For years, foreign bankers trekked to Beijing to sell the gospel of financial liberalization, telling Chinese officials to float their currency and open their capital account. But look closer at the China model, and it is clear that it is not so easily replicated. Yes it can.

Or at least for the foreseeable future. There are some obvious reasons why. But all were effectively U. Japan and South Korea are also smaller and more homogeneous societies, lacking the vast continental reach of China and its multitude of clashing nationalities and ethnic groups. And needless to say, none underwent a communist revolution whose founding principle was driving foreign imperialists out of the country. Over the last three decades, the party has enacted a broad array of economic reforms, even as it has clamped down hard on dissent.

The freedom to consume — be it in the form of cars, real estate, or well-stocked supermarkets — is much more attractive than vague notions of democracy, especially when individuals pushing for political reform could lose their livelihoods and even their freedom. The cost of opposing the party is prohibitively high. All this is why some analysts see splits within the party as a more likely vehicle for political change.
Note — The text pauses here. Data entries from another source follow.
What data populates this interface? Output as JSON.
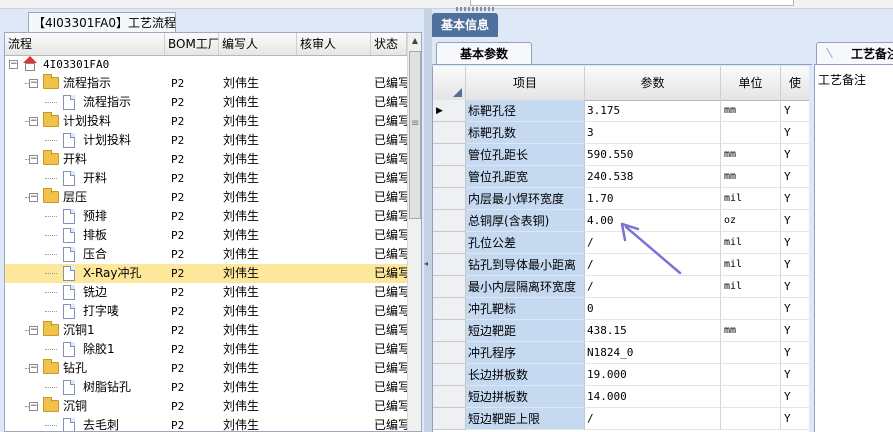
{
  "left_panel": {
    "tab_title": "【4I03301FA0】工艺流程",
    "columns": [
      "流程",
      "BOM工厂",
      "编写人",
      "核审人",
      "状态"
    ],
    "rows": [
      {
        "level": 0,
        "icon": "house",
        "expander": "−",
        "name": "4I03301FA0",
        "bom": "",
        "writer": "",
        "reviewer": "",
        "status": ""
      },
      {
        "level": 1,
        "icon": "folder",
        "expander": "−",
        "name": "流程指示",
        "bom": "P2",
        "writer": "刘伟生",
        "reviewer": "",
        "status": "已编写"
      },
      {
        "level": 2,
        "icon": "doc",
        "name": "流程指示",
        "bom": "P2",
        "writer": "刘伟生",
        "reviewer": "",
        "status": "已编写"
      },
      {
        "level": 1,
        "icon": "folder",
        "expander": "−",
        "name": "计划投料",
        "bom": "P2",
        "writer": "刘伟生",
        "reviewer": "",
        "status": "已编写"
      },
      {
        "level": 2,
        "icon": "doc",
        "name": "计划投料",
        "bom": "P2",
        "writer": "刘伟生",
        "reviewer": "",
        "status": "已编写"
      },
      {
        "level": 1,
        "icon": "folder",
        "expander": "−",
        "name": "开料",
        "bom": "P2",
        "writer": "刘伟生",
        "reviewer": "",
        "status": "已编写"
      },
      {
        "level": 2,
        "icon": "doc",
        "name": "开料",
        "bom": "P2",
        "writer": "刘伟生",
        "reviewer": "",
        "status": "已编写"
      },
      {
        "level": 1,
        "icon": "folder",
        "expander": "−",
        "name": "层压",
        "bom": "P2",
        "writer": "刘伟生",
        "reviewer": "",
        "status": "已编写"
      },
      {
        "level": 2,
        "icon": "doc",
        "name": "预排",
        "bom": "P2",
        "writer": "刘伟生",
        "reviewer": "",
        "status": "已编写"
      },
      {
        "level": 2,
        "icon": "doc",
        "name": "排板",
        "bom": "P2",
        "writer": "刘伟生",
        "reviewer": "",
        "status": "已编写"
      },
      {
        "level": 2,
        "icon": "doc",
        "name": "压合",
        "bom": "P2",
        "writer": "刘伟生",
        "reviewer": "",
        "status": "已编写"
      },
      {
        "level": 2,
        "icon": "doc",
        "name": "X-Ray冲孔",
        "bom": "P2",
        "writer": "刘伟生",
        "reviewer": "",
        "status": "已编写",
        "selected": true
      },
      {
        "level": 2,
        "icon": "doc",
        "name": "铣边",
        "bom": "P2",
        "writer": "刘伟生",
        "reviewer": "",
        "status": "已编写"
      },
      {
        "level": 2,
        "icon": "doc",
        "name": "打字唛",
        "bom": "P2",
        "writer": "刘伟生",
        "reviewer": "",
        "status": "已编写"
      },
      {
        "level": 1,
        "icon": "folder",
        "expander": "−",
        "name": "沉铜1",
        "bom": "P2",
        "writer": "刘伟生",
        "reviewer": "",
        "status": "已编写"
      },
      {
        "level": 2,
        "icon": "doc",
        "name": "除胶1",
        "bom": "P2",
        "writer": "刘伟生",
        "reviewer": "",
        "status": "已编写"
      },
      {
        "level": 1,
        "icon": "folder",
        "expander": "−",
        "name": "钻孔",
        "bom": "P2",
        "writer": "刘伟生",
        "reviewer": "",
        "status": "已编写"
      },
      {
        "level": 2,
        "icon": "doc",
        "name": "树脂钻孔",
        "bom": "P2",
        "writer": "刘伟生",
        "reviewer": "",
        "status": "已编写"
      },
      {
        "level": 1,
        "icon": "folder",
        "expander": "−",
        "name": "沉铜",
        "bom": "P2",
        "writer": "刘伟生",
        "reviewer": "",
        "status": "已编写"
      },
      {
        "level": 2,
        "icon": "doc",
        "name": "去毛刺",
        "bom": "P2",
        "writer": "刘伟生",
        "reviewer": "",
        "status": "已编写"
      }
    ]
  },
  "main": {
    "base_tab": "基本信息",
    "param_tab": "基本参数",
    "columns": [
      "项目",
      "参数",
      "单位",
      "使"
    ],
    "current_row_marker": "▶",
    "rows": [
      {
        "item": "标靶孔径",
        "value": "3.175",
        "unit": "mm",
        "flag": "Y"
      },
      {
        "item": "标靶孔数",
        "value": "3",
        "unit": "",
        "flag": "Y"
      },
      {
        "item": "管位孔距长",
        "value": "590.550",
        "unit": "mm",
        "flag": "Y"
      },
      {
        "item": "管位孔距宽",
        "value": "240.538",
        "unit": "mm",
        "flag": "Y"
      },
      {
        "item": "内层最小焊环宽度",
        "value": "1.70",
        "unit": "mil",
        "flag": "Y"
      },
      {
        "item": "总铜厚(含表铜)",
        "value": "4.00",
        "unit": "oz",
        "flag": "Y"
      },
      {
        "item": "孔位公差",
        "value": "/",
        "unit": "mil",
        "flag": "Y"
      },
      {
        "item": "钻孔到导体最小距离",
        "value": "/",
        "unit": "mil",
        "flag": "Y"
      },
      {
        "item": "最小内层隔离环宽度",
        "value": "/",
        "unit": "mil",
        "flag": "Y"
      },
      {
        "item": "冲孔靶标",
        "value": "0",
        "unit": "",
        "flag": "Y"
      },
      {
        "item": "短边靶距",
        "value": "438.15",
        "unit": "mm",
        "flag": "Y"
      },
      {
        "item": "冲孔程序",
        "value": "N1824_0",
        "unit": "",
        "flag": "Y"
      },
      {
        "item": "长边拼板数",
        "value": "19.000",
        "unit": "",
        "flag": "Y"
      },
      {
        "item": "短边拼板数",
        "value": "14.000",
        "unit": "",
        "flag": "Y"
      },
      {
        "item": "短边靶距上限",
        "value": "/",
        "unit": "",
        "flag": "Y"
      }
    ]
  },
  "notes_panel": {
    "tab_title": "工艺备注",
    "label": "工艺备注"
  },
  "colors": {
    "selected_row": "#fde79a",
    "item_cell": "#c5d9f1",
    "tab_active": "#4f6f9c",
    "annotation_arrow": "#7b72d6"
  }
}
But highlighting these differences can obscure the larger reality. Since , when the party split at the top and almost came asunder, the cardinal rule has been no public divisions in the Politburo. Today, top-level cooperation is as much the norm as debilitating factional competition. Xi Jinping, the heir apparent, is set to take over at the next party congress in For the Chinese, the United States looks increasingly like a banana republic by comparison.

The idea that China would one day become a democracy was always a Western notion, born of our theories about how political systems evolve. Yet all evidence so far suggests these theories are wrong. Now that all the major U. Shusha was the key to the recent war between Azerbaijan and Armenia.